For years, Web3 technology has promised to give users a decentralized (or self-managed) identity. Decentralized identity protocols allow us to store claims like “I am human” and “I am over 18” and selectively share those claims with applications that require some form of proof of identity.

It’s possible that the rise of AI will create use cases for decentralized identity, for example to ensure which users are human and to track the source and copyright status of training data used by AI models.

But decentralized identity protocols face a “chicken and egg” problem when it comes to adoption: Too many standards are competing, and none have a critical mass of users yet to be useful. The technology is ready, but the world needs entrepreneurs with sustainable answers to market and user adoption challenges.

Powering the AI Economy


AI has created a vast ecosystem of user and developer tools, from model creators like OpenAI and Midjourney to training data providers like Scale AI. This year, blockchain-based products have truly joined the fray.

Some promise cheaper access to computing resources by leveraging peer-to-peer rentals of unused hardware, considering that AI model training can cost from seven figures to well over $200 million.

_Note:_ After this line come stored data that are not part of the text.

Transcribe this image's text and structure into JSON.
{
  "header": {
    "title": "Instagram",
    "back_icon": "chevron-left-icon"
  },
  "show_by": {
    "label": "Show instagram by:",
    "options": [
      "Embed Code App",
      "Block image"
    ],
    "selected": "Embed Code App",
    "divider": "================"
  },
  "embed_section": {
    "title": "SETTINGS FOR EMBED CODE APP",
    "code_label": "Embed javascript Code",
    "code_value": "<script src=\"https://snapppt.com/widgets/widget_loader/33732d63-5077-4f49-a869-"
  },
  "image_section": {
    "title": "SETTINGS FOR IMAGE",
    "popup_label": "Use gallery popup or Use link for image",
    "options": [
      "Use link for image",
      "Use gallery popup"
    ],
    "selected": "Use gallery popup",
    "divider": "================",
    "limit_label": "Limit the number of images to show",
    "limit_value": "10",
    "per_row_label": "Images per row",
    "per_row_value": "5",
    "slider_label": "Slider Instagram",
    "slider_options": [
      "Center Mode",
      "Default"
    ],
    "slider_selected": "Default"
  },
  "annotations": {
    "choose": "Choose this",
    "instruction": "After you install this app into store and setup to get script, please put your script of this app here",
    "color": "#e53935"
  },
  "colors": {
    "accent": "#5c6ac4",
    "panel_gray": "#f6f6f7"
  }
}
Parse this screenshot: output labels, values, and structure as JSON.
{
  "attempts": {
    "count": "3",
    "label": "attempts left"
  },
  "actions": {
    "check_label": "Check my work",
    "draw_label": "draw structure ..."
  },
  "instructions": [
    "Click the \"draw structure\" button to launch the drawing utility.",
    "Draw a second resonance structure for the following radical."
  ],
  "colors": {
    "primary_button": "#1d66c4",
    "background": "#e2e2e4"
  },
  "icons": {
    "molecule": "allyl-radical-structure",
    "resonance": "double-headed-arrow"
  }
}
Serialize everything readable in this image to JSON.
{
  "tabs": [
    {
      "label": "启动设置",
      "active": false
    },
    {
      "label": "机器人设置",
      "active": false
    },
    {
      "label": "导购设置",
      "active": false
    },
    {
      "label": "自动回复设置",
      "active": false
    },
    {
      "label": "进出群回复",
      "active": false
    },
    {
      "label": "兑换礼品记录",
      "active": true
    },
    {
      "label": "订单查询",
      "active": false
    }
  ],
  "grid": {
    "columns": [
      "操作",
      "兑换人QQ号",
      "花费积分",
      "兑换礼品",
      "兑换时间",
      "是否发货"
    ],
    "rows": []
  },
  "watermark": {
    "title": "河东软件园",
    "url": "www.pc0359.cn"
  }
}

Other start-ups, such as Modulus Labs and Risk Zero, are focusing on providing better access to AI models by offering censorship resistance or developing ways to certify which model is used by a decentralized application.

Finally, a few startups like Fetch.ai are banking on the fact that AI agents will need to transact with each other to receive services from external APIs or more specialized agents, and are building blockchain-based financial rails to power this. economy.

In the future, agent networks could operate as DAOs in the sense that they would be governed by a community of users and appointed guardians and would have to pay fines for rule violations and prediction errors, thus creating a feedback loop that keeps AIs in check. he was aligned with his human masters.

Blockchain and artificial intelligence are emerging technologies, meaning they have been around for a while but still have a long way to go. 2023 was clearly the year that AI could come to a halt in business, and 2024 would see how blockchain could leverage AI to accelerate its own growth.

Author Biography

Ken Timsit is President of Cronos Labs, the $100M web3 start-up accelerator and ecosystem development arm of the Cronos blockchain.

Prior to joining the Cronos project in 2021, Ken was chief revenue officer at ConsenSys, the Ethereum technology company behind the market-leading MetaMask and Infura products, where he worked for 5 years.

Ken began his career at The Boston Consulting Group (BCG); where he spent 15 years in Paris, New York and Singapore and served as a partner and managing director focusing on financial services and fintech. He later co-founded an e-commerce startup in Southeast Asia.

Ken is a frequent speaker at blockchain conferences and has co-authored many Web3 and fintech-related reports and publications. Between 2018 and 2020, he served as a steering committee member at the European Commission’s EU Blockchain Observatory and Forum.